My research interest lies in the areas of creative production and regional as well as international trade. My research has touched on several subfields of economics such as agglomeration of economic activity to migration, peer effects, innovation, auctions and art markets to international trade of goods and services, in particular, the role of virtual proximity for global integration. My most recent research projects deal with regional trade as well as historic creative production.
I am an empirical economist and I like working with novel datasets based on which a certain economic, cultural or societal aspect can be quantified and thereby understood better. I have published in journals such as the European Economic Review, Journal of International Money and Finance, Empirical Economics, Applied Economics Letters, and the Journal of Cultural Economics.

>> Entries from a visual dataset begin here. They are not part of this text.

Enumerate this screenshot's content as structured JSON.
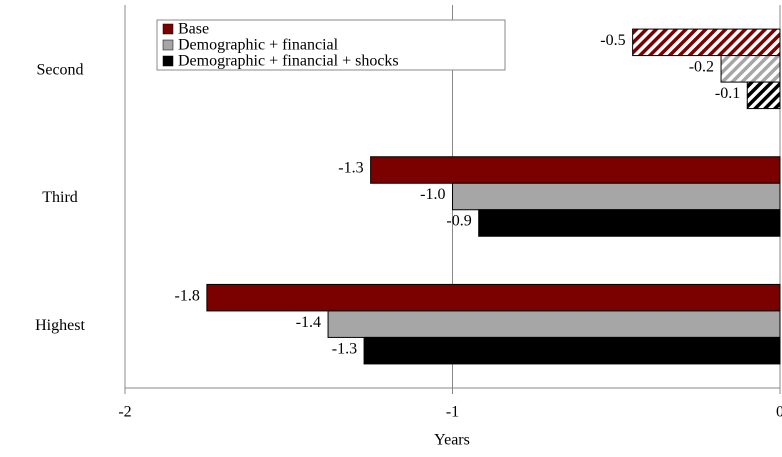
{
  "chart_data": {
    "type": "hbar",
    "xlabel": "Years",
    "categories": [
      "Second",
      "Third",
      "Highest"
    ],
    "hatched": [
      true,
      false,
      false
    ],
    "series": [
      {
        "name": "Base",
        "color": "#7b0000",
        "values": [
          -0.45,
          -1.25,
          -1.75
        ],
        "value_labels": [
          "-0.5",
          "-1.3",
          "-1.8"
        ]
      },
      {
        "name": "Demographic + financial",
        "color": "#a6a6a6",
        "values": [
          -0.18,
          -1.0,
          -1.38
        ],
        "value_labels": [
          "-0.2",
          "-1.0",
          "-1.4"
        ]
      },
      {
        "name": "Demographic + financial + shocks",
        "color": "#000000",
        "values": [
          -0.1,
          -0.92,
          -1.27
        ],
        "value_labels": [
          "-0.1",
          "-0.9",
          "-1.3"
        ]
      }
    ],
    "xlim": [
      -2,
      0
    ],
    "xticks": [
      -2,
      -1,
      0
    ],
    "grid": true,
    "legend": "top-left"
  }
}
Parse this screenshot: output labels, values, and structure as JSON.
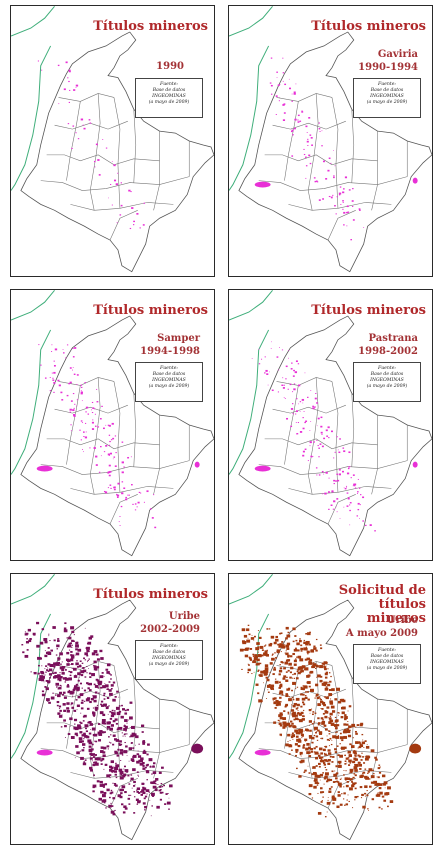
{
  "panels": [
    {
      "title": "Títulos mineros",
      "sub1": "1990",
      "sub2": "",
      "source": [
        "Fuente:",
        "Base de datos",
        "INGEOMINAS",
        "(a mayo de 2009)"
      ]
    },
    {
      "title": "Títulos mineros",
      "sub1": "Gaviria",
      "sub2": "1990-1994",
      "source": [
        "Fuente:",
        "Base de datos",
        "INGEOMINAS",
        "(a mayo de 2009)"
      ]
    },
    {
      "title": "Títulos mineros",
      "sub1": "Samper",
      "sub2": "1994-1998",
      "source": [
        "Fuente:",
        "Base de datos",
        "INGEOMINAS",
        "(a mayo de 2009)"
      ]
    },
    {
      "title": "Títulos mineros",
      "sub1": "Pastrana",
      "sub2": "1998-2002",
      "source": [
        "Fuente:",
        "Base de datos",
        "INGEOMINAS",
        "(a mayo de 2009)"
      ]
    },
    {
      "title": "Títulos mineros",
      "sub1": "Uribe",
      "sub2": "2002-2009",
      "source": [
        "Fuente:",
        "Base de datos",
        "INGEOMINAS",
        "(a mayo de 2009)"
      ]
    },
    {
      "title": "Solicitud de títulos mineros",
      "sub1": "Uribe",
      "sub2": "A mayo 2009",
      "source": [
        "Fuente:",
        "Base de datos",
        "INGEOMINAS",
        "(a mayo de 2009)"
      ]
    }
  ],
  "colors": {
    "border": "#2a2a2a",
    "title": "#b0282a",
    "titles_pink": "#e830d6",
    "titles_purple": "#7a0f5a",
    "requests_brown": "#a43a10",
    "coast": "#3fae7a"
  },
  "density": [
    0.06,
    0.12,
    0.18,
    0.2,
    0.85,
    1.0
  ]
}
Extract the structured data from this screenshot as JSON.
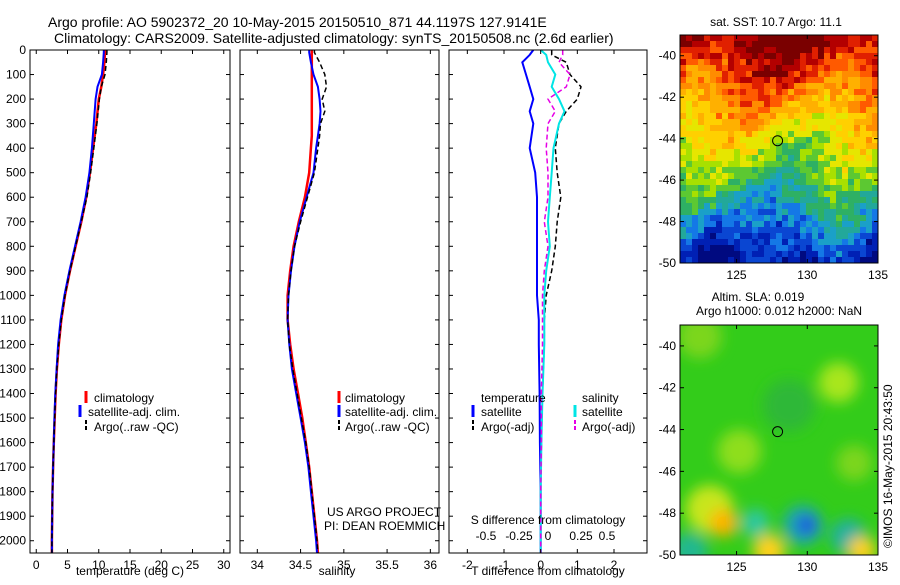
{
  "header": {
    "line1": "Argo profile: AO 5902372_20 10-May-2015 20150510_871 44.1197S 127.9141E",
    "line2": "Climatology: CARS2009. Satellite-adjusted climatology: synTS_20150508.nc (2.6d earlier)"
  },
  "colors": {
    "climatology": "#ff0000",
    "satellite": "#0000ff",
    "argo": "#000000",
    "sal_satellite": "#00e5e5",
    "sal_argo": "#e600e6"
  },
  "credits": {
    "project": "US ARGO PROJECT",
    "pi": "PI: DEAN ROEMMICH",
    "imos": "©IMOS 16-May-2015 20:43:50"
  },
  "chart_data": [
    {
      "type": "line",
      "panel": "temperature",
      "xlabel": "temperature (deg C)",
      "ylabel": "",
      "xlim": [
        -1,
        31
      ],
      "ylim": [
        2050,
        0
      ],
      "x_ticks": [
        0,
        5,
        10,
        15,
        20,
        25,
        30
      ],
      "y_ticks": [
        0,
        100,
        200,
        300,
        400,
        500,
        600,
        700,
        800,
        900,
        1000,
        1100,
        1200,
        1300,
        1400,
        1500,
        1600,
        1700,
        1800,
        1900,
        2000
      ],
      "legend": [
        "climatology",
        "satellite-adj. clim.",
        "Argo(..raw -QC)"
      ],
      "depth": [
        0,
        10,
        50,
        100,
        150,
        200,
        300,
        400,
        500,
        600,
        700,
        800,
        900,
        1000,
        1100,
        1200,
        1300,
        1400,
        1500,
        1600,
        1700,
        1800,
        1900,
        2000,
        2050
      ],
      "series": [
        {
          "name": "climatology",
          "values": [
            11.0,
            11.0,
            10.9,
            10.7,
            10.4,
            10.0,
            9.6,
            9.1,
            8.6,
            8.0,
            7.2,
            6.3,
            5.4,
            4.6,
            4.0,
            3.6,
            3.3,
            3.1,
            2.95,
            2.8,
            2.7,
            2.6,
            2.55,
            2.5,
            2.5
          ]
        },
        {
          "name": "satellite-adj. clim.",
          "values": [
            10.8,
            10.8,
            10.7,
            10.5,
            9.8,
            9.5,
            9.2,
            8.9,
            8.5,
            7.9,
            7.1,
            6.2,
            5.3,
            4.5,
            3.9,
            3.5,
            3.25,
            3.05,
            2.9,
            2.8,
            2.7,
            2.6,
            2.55,
            2.5,
            2.5
          ]
        },
        {
          "name": "Argo(..raw -QC)",
          "values": [
            11.3,
            11.3,
            11.2,
            11.0,
            10.4,
            10.1,
            9.7,
            9.2,
            8.7,
            8.1,
            7.2,
            6.3,
            5.4,
            4.6,
            4.0,
            3.6,
            3.3,
            3.1,
            2.95,
            2.8,
            2.7,
            2.6,
            2.55,
            2.5,
            2.5
          ]
        }
      ]
    },
    {
      "type": "line",
      "panel": "salinity",
      "xlabel": "salinity",
      "ylabel": "",
      "xlim": [
        33.8,
        36.1
      ],
      "ylim": [
        2050,
        0
      ],
      "x_ticks": [
        34,
        34.5,
        35,
        35.5,
        36
      ],
      "legend": [
        "climatology",
        "satellite-adj. clim.",
        "Argo(..raw -QC)"
      ],
      "depth": [
        0,
        10,
        50,
        100,
        150,
        200,
        250,
        300,
        350,
        400,
        500,
        600,
        700,
        800,
        900,
        1000,
        1100,
        1200,
        1300,
        1400,
        1500,
        1600,
        1700,
        1800,
        1900,
        2000,
        2050
      ],
      "series": [
        {
          "name": "climatology",
          "values": [
            34.63,
            34.63,
            34.63,
            34.63,
            34.63,
            34.63,
            34.63,
            34.63,
            34.63,
            34.62,
            34.6,
            34.55,
            34.48,
            34.42,
            34.38,
            34.35,
            34.35,
            34.38,
            34.42,
            34.47,
            34.52,
            34.56,
            34.6,
            34.63,
            34.66,
            34.69,
            34.7
          ]
        },
        {
          "name": "satellite-adj. clim.",
          "values": [
            34.6,
            34.6,
            34.62,
            34.65,
            34.7,
            34.72,
            34.73,
            34.72,
            34.7,
            34.68,
            34.65,
            34.57,
            34.49,
            34.43,
            34.39,
            34.36,
            34.35,
            34.37,
            34.4,
            34.45,
            34.5,
            34.55,
            34.59,
            34.62,
            34.65,
            34.68,
            34.69
          ]
        },
        {
          "name": "Argo(..raw -QC)",
          "values": [
            34.66,
            34.66,
            34.72,
            34.78,
            34.8,
            34.75,
            34.78,
            34.73,
            34.72,
            34.7,
            34.66,
            34.58,
            34.5,
            34.43,
            34.39,
            34.36,
            34.35,
            34.37,
            34.41,
            34.46,
            34.51,
            34.56,
            34.6,
            34.63,
            34.66,
            34.69,
            34.7
          ]
        }
      ]
    },
    {
      "type": "line",
      "panel": "difference",
      "xlabel": "T difference from climatology",
      "title": "S difference from climatology",
      "xlim": [
        -2.5,
        2.9
      ],
      "ylim": [
        2050,
        0
      ],
      "x_ticks": [
        -2,
        -1,
        0,
        1,
        2
      ],
      "s_ticks": [
        "-0.5",
        "-0.25",
        "0",
        "0.25",
        "0.5"
      ],
      "legend_headers": [
        "temperature",
        "salinity"
      ],
      "legend": [
        "satellite",
        "Argo(-adj)",
        "satellite",
        "Argo(-adj)"
      ],
      "depth": [
        0,
        20,
        50,
        100,
        150,
        200,
        250,
        300,
        400,
        500,
        600,
        700,
        800,
        900,
        1000,
        1100,
        1200,
        1400,
        1600,
        1800,
        2000,
        2050
      ],
      "series": [
        {
          "name": "satellite",
          "quantity": "temperature",
          "values": [
            -0.2,
            -0.3,
            -0.5,
            -0.4,
            -0.3,
            -0.2,
            -0.3,
            -0.2,
            -0.3,
            -0.15,
            -0.1,
            -0.1,
            -0.1,
            -0.1,
            -0.1,
            -0.05,
            -0.05,
            -0.03,
            -0.02,
            0,
            0,
            0
          ]
        },
        {
          "name": "Argo(-adj)",
          "quantity": "temperature",
          "values": [
            0.3,
            0.3,
            0.7,
            0.8,
            1.1,
            1.0,
            0.7,
            0.5,
            0.4,
            0.45,
            0.55,
            0.45,
            0.4,
            0.3,
            0.15,
            0.1,
            0.1,
            0.05,
            0.02,
            0,
            0,
            0
          ]
        },
        {
          "name": "satellite",
          "quantity": "salinity",
          "values": [
            0,
            0.15,
            0.2,
            0.4,
            0.3,
            0.5,
            0.65,
            0.5,
            0.35,
            0.3,
            0.25,
            0.2,
            0.25,
            0.15,
            0.1,
            0.1,
            0.1,
            0.05,
            0.02,
            0,
            0,
            0
          ]
        },
        {
          "name": "Argo(-adj)",
          "quantity": "salinity",
          "values": [
            0.6,
            0.6,
            0.5,
            0.8,
            0.7,
            0.2,
            0.4,
            0.2,
            0.15,
            0.2,
            0.2,
            0.1,
            0.2,
            0.1,
            0.05,
            0.05,
            0.05,
            0.02,
            0.02,
            0,
            0,
            0
          ]
        }
      ]
    },
    {
      "type": "heatmap",
      "panel": "sst-map",
      "title": "sat. SST: 10.7 Argo: 11.1",
      "xlim": [
        121,
        135
      ],
      "ylim": [
        -50,
        -39
      ],
      "x_ticks": [
        125,
        130,
        135
      ],
      "y_ticks": [
        -40,
        -42,
        -44,
        -46,
        -48,
        -50
      ],
      "marker": {
        "lon": 127.9,
        "lat": -44.1
      }
    },
    {
      "type": "heatmap",
      "panel": "sla-map",
      "title_line1": "Altim. SLA: 0.019",
      "title_line2": "Argo h1000: 0.012 h2000: NaN",
      "xlim": [
        121,
        135
      ],
      "ylim": [
        -50,
        -39
      ],
      "x_ticks": [
        125,
        130,
        135
      ],
      "y_ticks": [
        -40,
        -42,
        -44,
        -46,
        -48,
        -50
      ],
      "marker": {
        "lon": 127.9,
        "lat": -44.1
      }
    }
  ]
}
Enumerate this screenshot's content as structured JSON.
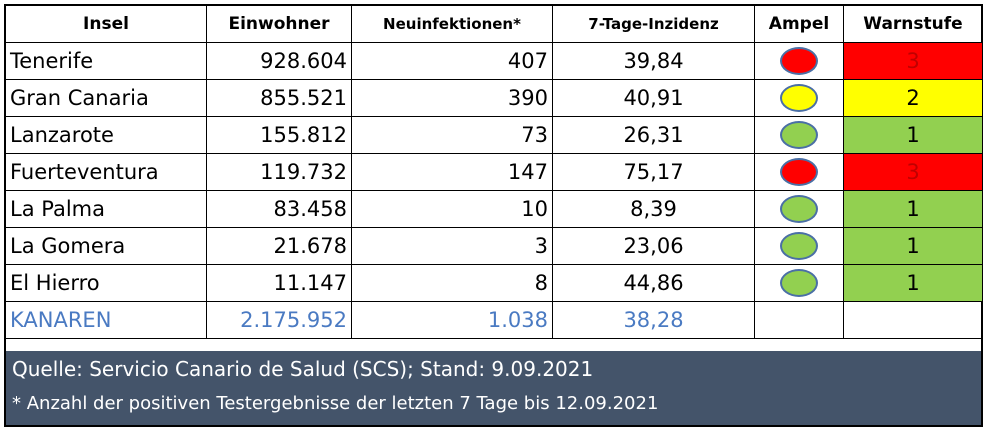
{
  "headers": {
    "insel": "Insel",
    "einwohner": "Einwohner",
    "neuinfektionen": "Neuinfektionen*",
    "inzidenz": "7-Tage-Inzidenz",
    "ampel": "Ampel",
    "warnstufe": "Warnstufe"
  },
  "colors": {
    "red": "#ff0000",
    "yellow": "#ffff00",
    "green": "#92d050",
    "total_text": "#4a7ac2",
    "footer_bg": "#44546a",
    "ampel_border": "#4a6fa5"
  },
  "rows": [
    {
      "insel": "Tenerife",
      "einwohner": "928.604",
      "neuinfektionen": "407",
      "inzidenz": "39,84",
      "ampel": "red",
      "warnstufe": "3"
    },
    {
      "insel": "Gran Canaria",
      "einwohner": "855.521",
      "neuinfektionen": "390",
      "inzidenz": "40,91",
      "ampel": "yellow",
      "warnstufe": "2"
    },
    {
      "insel": "Lanzarote",
      "einwohner": "155.812",
      "neuinfektionen": "73",
      "inzidenz": "26,31",
      "ampel": "green",
      "warnstufe": "1"
    },
    {
      "insel": "Fuerteventura",
      "einwohner": "119.732",
      "neuinfektionen": "147",
      "inzidenz": "75,17",
      "ampel": "red",
      "warnstufe": "3"
    },
    {
      "insel": "La Palma",
      "einwohner": "83.458",
      "neuinfektionen": "10",
      "inzidenz": "8,39",
      "ampel": "green",
      "warnstufe": "1"
    },
    {
      "insel": "La Gomera",
      "einwohner": "21.678",
      "neuinfektionen": "3",
      "inzidenz": "23,06",
      "ampel": "green",
      "warnstufe": "1"
    },
    {
      "insel": "El Hierro",
      "einwohner": "11.147",
      "neuinfektionen": "8",
      "inzidenz": "44,86",
      "ampel": "green",
      "warnstufe": "1"
    }
  ],
  "total": {
    "insel": "KANAREN",
    "einwohner": "2.175.952",
    "neuinfektionen": "1.038",
    "inzidenz": "38,28"
  },
  "footer": {
    "source": "Quelle: Servicio Canario de Salud (SCS); Stand: 9.09.2021",
    "note": "* Anzahl der positiven Testergebnisse der letzten 7 Tage bis 12.09.2021"
  }
}
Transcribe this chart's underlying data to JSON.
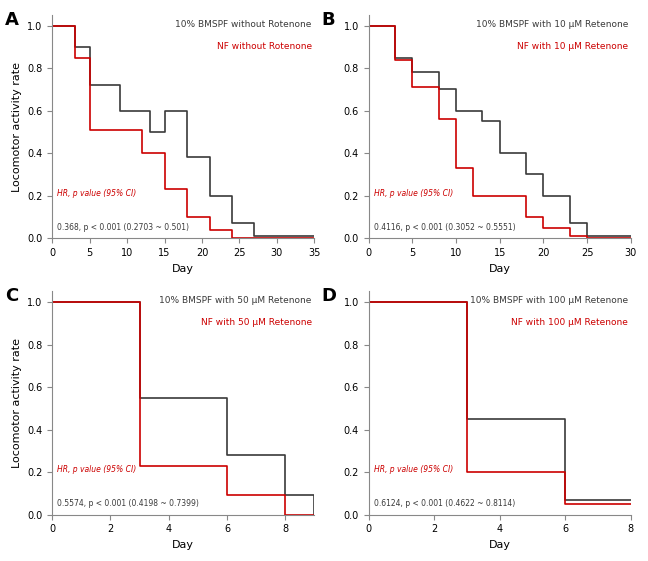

I received my PhD from Trinity College Dublin, Ireland, my M.A. from University College Dublin, Ireland, and my B.Sc. in Economics from the University of Maastricht, the Netherlands. Before I was appointed to Dortmund I have been an Assistant Professor in the Department of Economics at the University of Hamburg, Germany and a Post-Doc at the University of Heidelberg.
My colleagues from Technical University Dortmund, the University of Duisburg-Essen and the Ruhr Universität Bochum and I have successfully acquired a major research grant by the German Research Foundation (DFG) for a doctoral research training group on “Regional Disparities and Economic Policy”.
I currently serve on the Board of the Association of Cultural Economics International and the academic advisory board of the Academy for Spatial Research and Planning (ARL)
Next to my research I greatly enjoy policy work on regional development and transformation, speaking engagements and mentoring.